Pressure testing of pipelines and inspections of above-ground equipment and tanks are also part of Chevron’s program. And this year Chevron, like other oil and gas companies in the state, had to undergo a pipeline review process that included providing an inventory of pipelines within 1,000 feet of homes, and pressure-testing those lines. The state required the review following an April home explosion in Firestone that killed two people and resulted from gas from a flowline from a nearby well.

Moschetti says while compliance took some effort, Chevron understood the state’s rationale for the review process and supported it. He said a few Chevron pipelines failed during the testing, which was to be expected because Chevron tests lines at or above maximum pressure levels for normal operations.

“I didn’t see anything that was out of the norm for us for our failures,” he said.

Chevron identified 125 flowlines as being within 1,000 feet of structures, as defined by the state’s order. It says 30 wells are within Rangely town limits, but only eight are producing. Eighteen have been plugged and abandoned, and four more are temporarily abandoned with plans to plug them.

While much of the current concern regarding oil and gas operations in Colorado surrounds hydraulic fracturing of wells near homes, no wells have been fracked in Rangely’s town limits for more than 20 years, said Chevron spokesperson Cary Baird. Still, Moschetti said fracking is safe as long as things such as proper casing and cementing of wells occurs.

With Chevron operating such an extensive pipeline network, spills occasionally occur. The Colorado Oil and Gas Conservation Commission in June fined the company $30,000 for a pipeline leak of more than 10,000 gallons of produced water and oil that occurred during a storm that dropped about 1 1/2 inches of rain on its Rangely operations, something a commission staff member described as a unique circumstance involving a unique field. The rain filled all 43 rain-collecting siphons Chevron has in the field, triggering alarms and leading Chevron to do field inspections that led to the leak’s discovery.

Chevron has been spending millions of dollars streamlining and upgrading its Rangely operations, including removing some pipelines from service altogether. Moschetti said perhaps 30 miles of lines are being eliminated.

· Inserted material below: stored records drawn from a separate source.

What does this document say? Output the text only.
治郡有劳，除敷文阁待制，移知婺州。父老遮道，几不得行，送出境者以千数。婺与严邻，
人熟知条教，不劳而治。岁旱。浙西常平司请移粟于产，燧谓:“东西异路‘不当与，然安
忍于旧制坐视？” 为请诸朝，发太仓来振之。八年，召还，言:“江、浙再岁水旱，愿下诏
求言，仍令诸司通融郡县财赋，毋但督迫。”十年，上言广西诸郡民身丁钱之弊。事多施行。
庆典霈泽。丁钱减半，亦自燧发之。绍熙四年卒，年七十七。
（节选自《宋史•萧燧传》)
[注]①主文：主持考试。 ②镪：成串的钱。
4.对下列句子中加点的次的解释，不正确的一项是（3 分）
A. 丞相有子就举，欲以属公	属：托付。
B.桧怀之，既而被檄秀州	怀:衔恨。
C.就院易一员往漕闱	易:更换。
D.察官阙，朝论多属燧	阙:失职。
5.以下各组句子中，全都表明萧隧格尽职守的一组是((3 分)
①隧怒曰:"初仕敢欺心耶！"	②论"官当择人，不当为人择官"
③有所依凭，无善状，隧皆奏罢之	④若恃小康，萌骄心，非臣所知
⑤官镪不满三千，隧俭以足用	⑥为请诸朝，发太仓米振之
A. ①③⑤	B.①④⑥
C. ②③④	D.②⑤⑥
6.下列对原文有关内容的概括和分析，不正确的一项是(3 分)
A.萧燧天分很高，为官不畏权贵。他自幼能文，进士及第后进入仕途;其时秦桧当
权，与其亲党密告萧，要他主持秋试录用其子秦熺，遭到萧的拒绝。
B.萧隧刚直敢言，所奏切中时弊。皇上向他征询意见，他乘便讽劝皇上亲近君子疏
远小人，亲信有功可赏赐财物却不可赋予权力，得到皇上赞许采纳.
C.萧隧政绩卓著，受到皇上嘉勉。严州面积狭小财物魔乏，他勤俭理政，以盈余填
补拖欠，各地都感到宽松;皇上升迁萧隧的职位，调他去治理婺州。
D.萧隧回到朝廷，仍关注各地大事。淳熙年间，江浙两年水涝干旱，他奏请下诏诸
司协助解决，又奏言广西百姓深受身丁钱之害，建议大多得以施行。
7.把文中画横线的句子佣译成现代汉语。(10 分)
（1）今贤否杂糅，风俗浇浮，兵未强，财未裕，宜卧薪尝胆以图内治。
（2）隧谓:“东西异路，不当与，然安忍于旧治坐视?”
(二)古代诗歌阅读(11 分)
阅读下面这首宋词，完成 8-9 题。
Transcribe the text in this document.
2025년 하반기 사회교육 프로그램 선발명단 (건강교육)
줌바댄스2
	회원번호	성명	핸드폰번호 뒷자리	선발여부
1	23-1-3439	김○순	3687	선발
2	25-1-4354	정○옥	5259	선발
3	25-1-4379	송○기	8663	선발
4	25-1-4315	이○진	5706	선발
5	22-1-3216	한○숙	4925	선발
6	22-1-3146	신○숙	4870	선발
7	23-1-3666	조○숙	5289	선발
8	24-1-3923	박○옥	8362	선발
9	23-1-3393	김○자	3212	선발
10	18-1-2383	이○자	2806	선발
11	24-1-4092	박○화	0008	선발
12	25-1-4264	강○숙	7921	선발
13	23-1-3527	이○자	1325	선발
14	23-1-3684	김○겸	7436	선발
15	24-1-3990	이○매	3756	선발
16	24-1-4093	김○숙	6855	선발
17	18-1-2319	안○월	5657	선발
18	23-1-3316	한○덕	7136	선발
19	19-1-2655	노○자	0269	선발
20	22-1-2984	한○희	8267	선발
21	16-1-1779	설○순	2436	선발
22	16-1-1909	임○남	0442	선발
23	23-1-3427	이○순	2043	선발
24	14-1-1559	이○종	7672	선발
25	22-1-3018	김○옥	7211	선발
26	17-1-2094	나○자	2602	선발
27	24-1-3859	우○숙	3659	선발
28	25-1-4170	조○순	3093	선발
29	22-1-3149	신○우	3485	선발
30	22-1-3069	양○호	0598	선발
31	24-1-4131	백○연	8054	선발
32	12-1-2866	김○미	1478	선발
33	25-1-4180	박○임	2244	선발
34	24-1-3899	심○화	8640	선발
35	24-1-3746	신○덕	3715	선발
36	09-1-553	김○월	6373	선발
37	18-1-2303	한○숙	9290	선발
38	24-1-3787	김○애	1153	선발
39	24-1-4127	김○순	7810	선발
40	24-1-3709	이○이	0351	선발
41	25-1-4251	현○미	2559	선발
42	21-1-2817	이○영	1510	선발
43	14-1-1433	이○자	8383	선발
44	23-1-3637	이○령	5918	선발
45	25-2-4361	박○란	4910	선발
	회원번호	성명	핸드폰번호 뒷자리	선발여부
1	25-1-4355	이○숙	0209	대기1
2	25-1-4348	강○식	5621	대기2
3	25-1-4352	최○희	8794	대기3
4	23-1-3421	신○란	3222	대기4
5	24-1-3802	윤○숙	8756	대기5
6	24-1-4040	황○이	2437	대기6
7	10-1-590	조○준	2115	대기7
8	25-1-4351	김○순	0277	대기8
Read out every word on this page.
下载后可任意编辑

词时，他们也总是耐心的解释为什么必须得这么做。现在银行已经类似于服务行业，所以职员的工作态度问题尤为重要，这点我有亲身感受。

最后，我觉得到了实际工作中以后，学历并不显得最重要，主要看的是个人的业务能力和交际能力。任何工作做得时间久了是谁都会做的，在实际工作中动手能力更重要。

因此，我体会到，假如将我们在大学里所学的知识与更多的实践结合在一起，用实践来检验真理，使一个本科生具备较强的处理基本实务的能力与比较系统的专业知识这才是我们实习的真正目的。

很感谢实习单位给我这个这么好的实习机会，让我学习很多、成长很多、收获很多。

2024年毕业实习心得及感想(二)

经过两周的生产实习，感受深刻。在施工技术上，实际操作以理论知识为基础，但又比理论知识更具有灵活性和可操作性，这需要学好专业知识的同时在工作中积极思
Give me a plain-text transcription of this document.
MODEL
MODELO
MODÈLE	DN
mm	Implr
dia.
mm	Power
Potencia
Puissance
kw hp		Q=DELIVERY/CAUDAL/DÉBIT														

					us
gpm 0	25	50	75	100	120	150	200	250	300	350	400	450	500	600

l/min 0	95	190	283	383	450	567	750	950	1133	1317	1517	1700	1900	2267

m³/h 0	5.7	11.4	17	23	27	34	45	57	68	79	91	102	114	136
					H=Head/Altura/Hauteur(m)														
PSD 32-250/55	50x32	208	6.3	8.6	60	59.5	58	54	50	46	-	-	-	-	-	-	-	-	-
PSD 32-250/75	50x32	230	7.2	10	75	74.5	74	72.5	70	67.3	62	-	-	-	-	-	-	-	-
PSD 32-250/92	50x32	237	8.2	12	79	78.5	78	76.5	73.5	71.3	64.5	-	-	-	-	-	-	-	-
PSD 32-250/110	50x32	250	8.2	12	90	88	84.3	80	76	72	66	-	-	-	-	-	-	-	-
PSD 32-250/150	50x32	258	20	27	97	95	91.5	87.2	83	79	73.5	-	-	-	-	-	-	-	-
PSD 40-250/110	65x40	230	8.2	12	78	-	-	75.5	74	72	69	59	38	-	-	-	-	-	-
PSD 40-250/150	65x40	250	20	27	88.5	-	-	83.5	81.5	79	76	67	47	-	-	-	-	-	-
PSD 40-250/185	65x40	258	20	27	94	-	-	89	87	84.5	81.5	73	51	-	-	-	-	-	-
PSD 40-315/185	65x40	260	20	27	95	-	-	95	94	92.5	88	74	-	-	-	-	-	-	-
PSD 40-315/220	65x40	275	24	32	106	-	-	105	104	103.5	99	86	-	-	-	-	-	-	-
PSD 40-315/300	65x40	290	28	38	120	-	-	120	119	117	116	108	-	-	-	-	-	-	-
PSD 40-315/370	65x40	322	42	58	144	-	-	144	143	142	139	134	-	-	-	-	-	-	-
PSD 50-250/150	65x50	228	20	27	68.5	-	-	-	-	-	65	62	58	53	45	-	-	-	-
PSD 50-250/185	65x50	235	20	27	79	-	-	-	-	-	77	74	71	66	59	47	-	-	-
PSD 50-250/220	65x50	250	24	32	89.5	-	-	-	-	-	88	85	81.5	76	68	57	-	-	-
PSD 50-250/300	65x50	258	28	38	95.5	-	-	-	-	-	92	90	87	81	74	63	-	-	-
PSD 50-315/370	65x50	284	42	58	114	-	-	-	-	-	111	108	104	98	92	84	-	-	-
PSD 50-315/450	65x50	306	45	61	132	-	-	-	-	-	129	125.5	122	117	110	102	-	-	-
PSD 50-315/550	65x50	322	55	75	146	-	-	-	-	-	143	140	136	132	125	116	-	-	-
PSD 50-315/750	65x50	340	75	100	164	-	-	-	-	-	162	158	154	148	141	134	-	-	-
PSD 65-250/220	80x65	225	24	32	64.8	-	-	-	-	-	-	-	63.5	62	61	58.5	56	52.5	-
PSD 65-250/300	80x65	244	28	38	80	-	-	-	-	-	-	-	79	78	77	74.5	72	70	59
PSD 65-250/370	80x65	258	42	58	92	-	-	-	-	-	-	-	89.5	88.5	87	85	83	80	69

“When you look at the age of the systems it’s the right thing to do,” he said.


Looking toward the future, Moschetti concedes the field’s economics become tougher each year. Energy companies are producing a lot of oil domestically these days from shale formations using fracking and horizontal drilling, and Moschetti and others at Chevron continue to look for ways to do things more efficiently in Rangely and incorporate better technologies.

Innovations already have added decades to the oil field’s life, and Cramer said when he hosts field visits with young engineers, he suggests to them that prolonging the life of fields like Rangely’s will be in their hands.

“The challenge is, what is it you are going to come up with,” he said he tells them.